As Dustin said, it is strongly recommended that you do not cache recordset
objects, but that you instead only cache intermediary objects, and have ways
to save and load these to your database. This is what a bare-bones ORM does,
it lets you work with objects that can be persisted easily in a database,
and adding caching to such a framework is pretty easy.

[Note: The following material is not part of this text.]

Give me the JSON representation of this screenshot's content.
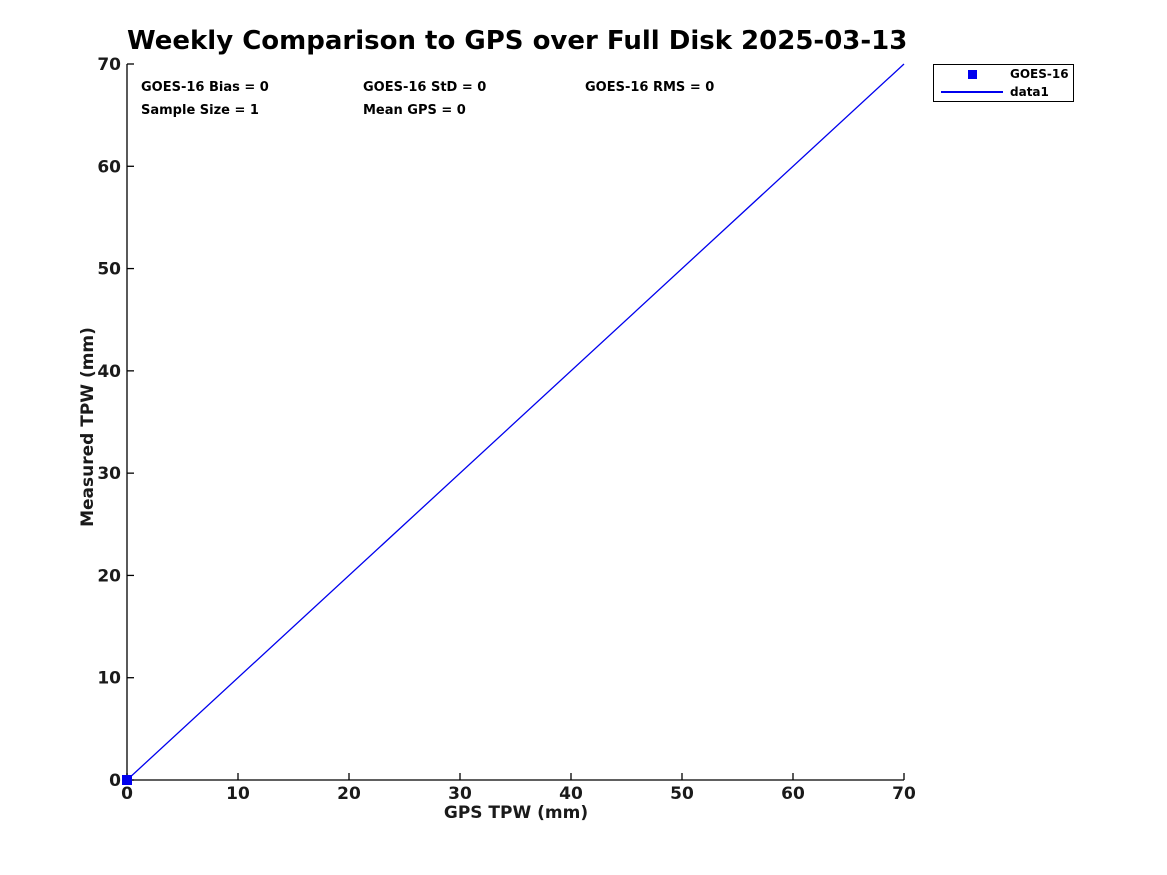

I have no idea what the quality of the PHP frameworks are, but maybe you can
look at them and take only the bare minimum that you need?


/Henrik

On Mon, Sep 21, 2009 at 17:42, Nbd <[email protected]> wrote:

>
> OBject relational mapper looks like an overkill.  All I need is a way
> to create 'empty' database object just like mysql would return from a
> row query and a function to update the data back to mysql on the
> background process. seems simple and streightforward, and gives
> memcached a very powerful use case.
>
>
>
> On Sep 21, 1:09 pm, Henrik Schröder <[email protected]> wrote:
> > What you want is an object-relational mapper, but I have no idea if there
> > are any good ones for PHP. We implemented our own in C# after having
> looked
> > at Django which we liked alot. As always, google is your friend:
> >
> > http://en.wikipedia.org/wiki/List_of_object-relational_mapping_software
> >
> > /Henrik
> >
> > On Sun, Sep 20, 2009 at 21:35, Nbd <[email protected]> wrote:
> >
> > > Hi,
> >
> > > On all examples I could find of using memcached it is used as query
> > > result cache. This means that all data manipulations and updates are
> > > done on the db level and not in memory.
> >
> > > On applications with many updates, it seems to be much more efficient
> > > to update the memcache object and write it to the db periodically with
> > > a background process.
> >
> > > I couldn't find any information on how to do this on PHP/Mysql
> > > configuration.
> >
> > > In pseudo code:
> >
> > > is user data in cache?
> > > if not check if user data in database. if so fetch it.
> > > if user data is not in the database/cache create PHP object
> > > representing user data row with default values.
> > > update user data
> >
> > > once in 10 minutes write all updated users data to database.
> >
> > > I tried to implement it on a rather complex user data and found its
> > > complicated to create the object and write it to the db.
> > > Has anyone done it automatically?
> > > Some of the issues that have to be tackeled:
> > > 1.Creating empty user data object from mysql .
> > > 2.Writing the data back to the database from the data object.
> >
> > > Any help is very much appreciated.